I recently started working at a new company and this company is slowly trying to adopt a more Agile development approach. I have been tasked with helping implement this and assisting in Jira adoption/best practices. There is a team that develops/maintains one software application (that houses 18 sub-applications). This team has 18+ projects, but only conducts four sprints at a time (three sprints for the three largest sub-applications/projects and one sprint for any work from any of the other 15 sub-applications/projects). The team consists of about seven core members. I am not a Jira expert, but have utilized the tool in previous positions and, to me, the established approach seems counter-intuitive and convoluted as it is difficult to get a sense of their entire backlog and it is nearly impossible to prioritize stories.
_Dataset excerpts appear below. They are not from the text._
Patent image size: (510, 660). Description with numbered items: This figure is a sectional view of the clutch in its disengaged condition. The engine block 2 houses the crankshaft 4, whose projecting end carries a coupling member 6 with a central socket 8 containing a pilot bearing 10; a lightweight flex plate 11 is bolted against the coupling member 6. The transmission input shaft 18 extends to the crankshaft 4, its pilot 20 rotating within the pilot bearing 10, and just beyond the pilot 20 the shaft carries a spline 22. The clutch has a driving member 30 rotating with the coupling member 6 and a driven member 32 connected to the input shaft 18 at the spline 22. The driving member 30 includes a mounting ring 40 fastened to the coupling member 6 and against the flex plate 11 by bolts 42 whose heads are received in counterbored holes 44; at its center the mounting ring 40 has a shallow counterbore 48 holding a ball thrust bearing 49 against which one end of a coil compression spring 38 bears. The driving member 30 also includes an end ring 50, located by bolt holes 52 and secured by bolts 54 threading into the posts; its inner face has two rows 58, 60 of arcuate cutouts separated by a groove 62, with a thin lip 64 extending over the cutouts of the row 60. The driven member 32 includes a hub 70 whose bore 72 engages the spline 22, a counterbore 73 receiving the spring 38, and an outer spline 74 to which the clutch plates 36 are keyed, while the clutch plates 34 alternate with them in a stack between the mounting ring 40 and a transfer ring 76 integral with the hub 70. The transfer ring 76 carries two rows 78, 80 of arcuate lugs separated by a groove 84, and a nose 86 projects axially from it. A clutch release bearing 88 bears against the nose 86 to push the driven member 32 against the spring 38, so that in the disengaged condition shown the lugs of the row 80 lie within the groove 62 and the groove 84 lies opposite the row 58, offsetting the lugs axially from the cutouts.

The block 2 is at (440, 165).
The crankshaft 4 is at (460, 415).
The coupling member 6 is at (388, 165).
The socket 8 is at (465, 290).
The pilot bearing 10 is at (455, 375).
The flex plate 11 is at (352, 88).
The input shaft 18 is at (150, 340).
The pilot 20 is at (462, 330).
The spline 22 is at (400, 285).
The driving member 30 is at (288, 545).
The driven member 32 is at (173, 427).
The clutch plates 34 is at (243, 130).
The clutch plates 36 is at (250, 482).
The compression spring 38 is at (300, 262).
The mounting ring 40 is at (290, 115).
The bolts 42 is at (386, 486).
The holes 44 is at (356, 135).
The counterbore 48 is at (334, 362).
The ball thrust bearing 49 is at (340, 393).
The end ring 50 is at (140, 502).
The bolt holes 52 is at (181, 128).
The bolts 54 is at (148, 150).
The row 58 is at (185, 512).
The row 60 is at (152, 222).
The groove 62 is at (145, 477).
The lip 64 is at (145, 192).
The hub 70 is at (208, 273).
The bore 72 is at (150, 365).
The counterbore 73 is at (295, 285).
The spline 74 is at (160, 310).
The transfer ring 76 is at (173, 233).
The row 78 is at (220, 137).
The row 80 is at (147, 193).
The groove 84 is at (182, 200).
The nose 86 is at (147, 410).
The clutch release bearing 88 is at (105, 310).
Prior to suggesting a change (this particular team seems hesitant to change), I wanted to ask this community for feedback and any potential reasons why this should be the Jira methodology we move forward with - Has anyone ever known of such a small team that only works on one application (with multiple sub-applications) utilizing this many projects? Would components or labels not be a better way to organize the sub-applications?
Thank you,
Nick
Projects are independent units when it comes to versioning (and release management). So, if those subapps have theirs own, separate versioning - there are projects for me.
Also, when the customer or an user of your software system sees only part of it, one sub-application, maybe there would be better to track this relationship (user -- subapp) as a project, not a component.
In all other cases one project with components is a great startup point.